I am not going to tell you the volatility is over. We still have high food and energy prices, a weak dollar, a slowing consumer, weak housing, an unpopular war... We also have a presidential election taking place and all the uncertainty which it entails. So I am not sure we are out of the woods, yet. But as I have been saying, there are good opportunities out there, you just have to look and have some patience.

I wish I could tell you that we were smart enough to buy all our financial stocks last Tuesday, but we were not. But we owned some of these stocks that did very well, and will likely buy more. We think the worst may be over for the financials, but caution is still necessary. But for investors with a longer time horizon, there is money to be made in this market.

Thursday, July 17, 2008

Making a list

What an ugly market! That may be the most obvious statement I have made today. That said, what may not be so obvious is that if you have some cash and patience, times like these can be very interesting. We are witnessing excellent companies, with strong fundamentals, being sold as if they have some kind terminal disease.

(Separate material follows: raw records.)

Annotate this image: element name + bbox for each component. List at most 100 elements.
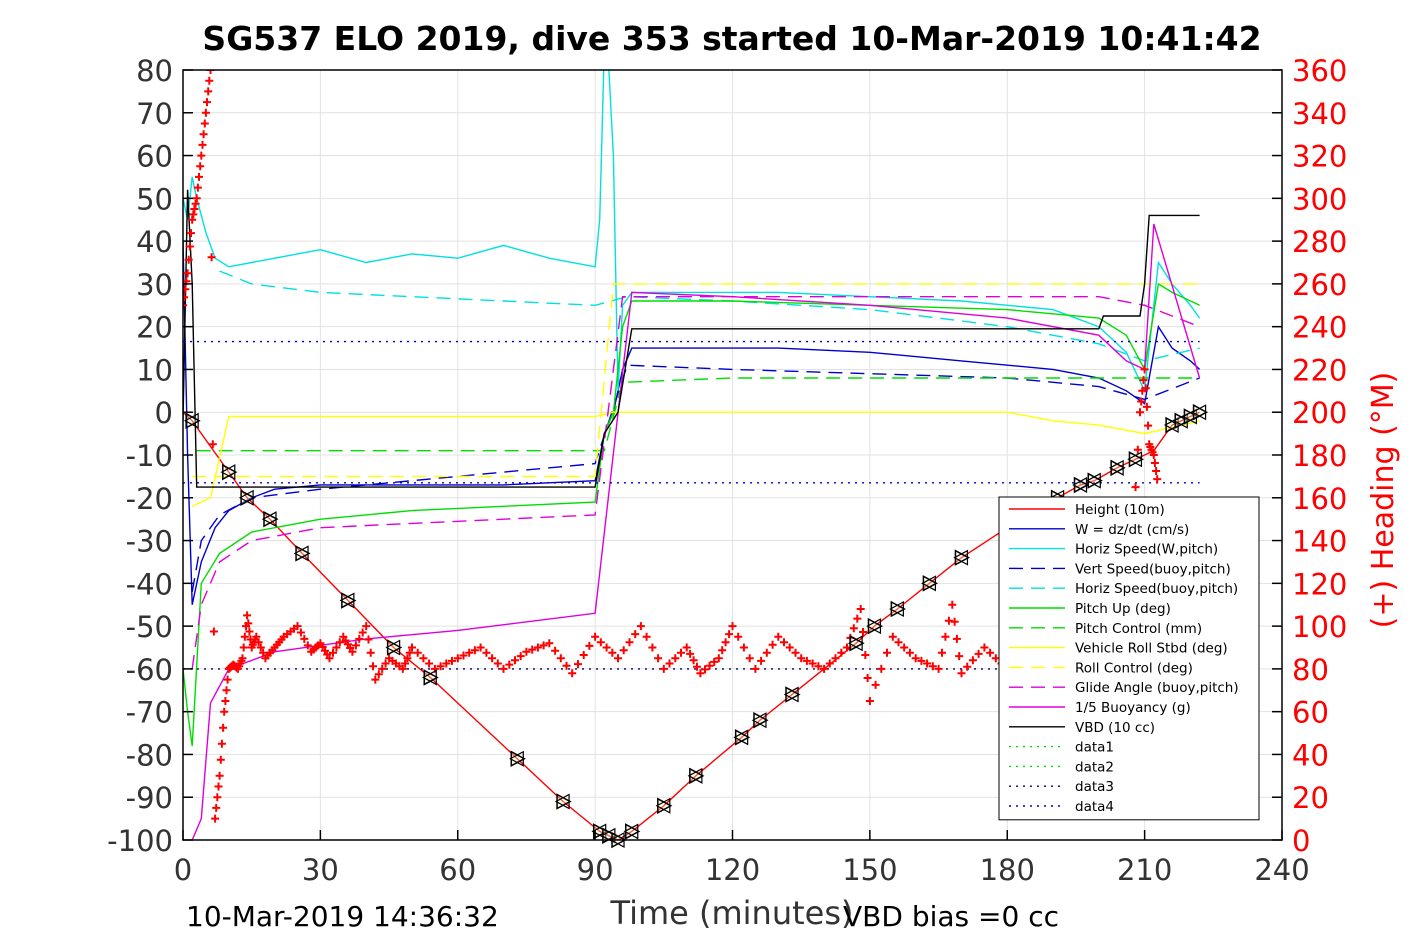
heading-point [579, 651, 588, 659]
heading-point [403, 654, 412, 663]
heading-point [955, 652, 964, 661]
height-marker-back [1108, 459, 1124, 476]
heading-point [1144, 421, 1153, 430]
right-tick-label: 280 [1292, 225, 1347, 259]
heading-point [1149, 451, 1158, 459]
right-tick-label: 240 [1292, 311, 1347, 345]
right-tick-label: 360 [1292, 54, 1347, 88]
right-tick-label: 40 [1292, 738, 1329, 772]
heading-point [591, 632, 600, 641]
heading-point [780, 638, 788, 647]
heading-point [877, 664, 886, 673]
left-tick-label: -100 [107, 824, 173, 858]
legend-label: 1/5 Buoyancy (g) [1075, 700, 1191, 716]
heading-point [374, 670, 383, 679]
heading-point [499, 664, 508, 673]
heading-point [448, 656, 456, 665]
heading-point [459, 651, 468, 660]
series-line-10 [191, 223, 1201, 840]
heading-point [201, 108, 210, 117]
heading-point [296, 628, 305, 637]
heading-point [1150, 459, 1159, 467]
heading-point [355, 634, 364, 643]
bottom-tick-label: 210 [1117, 853, 1172, 887]
heading-point [204, 87, 213, 96]
heading-point [825, 659, 834, 668]
heading-point [659, 664, 668, 673]
heading-point [725, 630, 734, 639]
right-tick-label: 60 [1292, 696, 1329, 730]
heading-point [677, 648, 685, 657]
heading-point [934, 664, 943, 673]
heading-series [183, 70, 1162, 823]
height-marker-back [1182, 408, 1198, 425]
legend-label: data2 [1075, 759, 1114, 775]
heading-point [871, 680, 880, 689]
heading-point [211, 814, 220, 823]
heading-point [408, 643, 416, 652]
legend-label: Height (10m) [1075, 502, 1165, 518]
heading-point [220, 707, 229, 716]
heading-point [762, 648, 771, 657]
heading-point [470, 646, 479, 655]
heading-point [948, 600, 957, 609]
heading-point [476, 643, 485, 652]
right-tick-label: 80 [1292, 653, 1329, 687]
heading-point [551, 646, 560, 655]
heading-point [212, 803, 221, 812]
heading-point [682, 643, 691, 652]
heading-point [325, 654, 334, 663]
heading-point [217, 739, 226, 748]
height-marker-back [1172, 412, 1188, 429]
heading-point [238, 654, 247, 663]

There are numerous purchase opportunities developing and we are doing our homework. We have a list that we refer to as our “Farm Team” consisting of stocks we are considering owning, and this list of prospects is getting quite long.

I will emphasize that we are not going to deviate from our discipline of focusing on quality, value and dividends. This discipline has served us well in the past and will again in the future.

Keeping with our baseball analogy, I think we will be promoting several stocks from the Farm Team into the big leagues shortly. I am also pretty sure that we may have a future hall of famer or two on that list!

(Written on 7/11/08)

Wednesday, July 16, 2008

Planting for your future

This is the inaugural post in our blog. We have titled it “Planting for Your Future”, because we believe that investors can get too caught up in the short term noise and forget what is most important, their long term goals. Most of us invest today with some purpose. That purpose could be a comfortable retirement, to send their kids to college, to buy a house (or a 2nd house) or to leave money for the next generation. In almost all cases, if you invest in the stock market, you need to have a long term time horizon. Stocks are great investments, when viewed over an extended time frame, but can be quite volatile in shorter periods. At Harvest, we only utilize equities for that portion of a client’s assets that are not needed in the next 3-5 years.

With these opening thoughts in minds, it was wonderful to receive this email from one of our first clients:

Jim, just to let you know that this market doesn't bother me at all and I'm not bothered by negatives on my performance reports. . When I see stocks like GM hitting 53-year lows, it brings back memories of Chrysler at $2 per share. As far as I'm concerned you can be as aggressive in buying equities as you see opportunities.

Why was I so happy? Simply, because this client gets it. He clearly understands that markets can be very volatile. But, if you have a long time horizon, we should be utilizing the weakness in the markets to be buying. If we purchase solid companies at today’s lower valuations and sprinkle in a little patience, we can make a lot of money for our clients. I am not calling a bottom, but I am looking at companies and asking whether they represent compelling values today. The answer I am giving far more often is “yes”.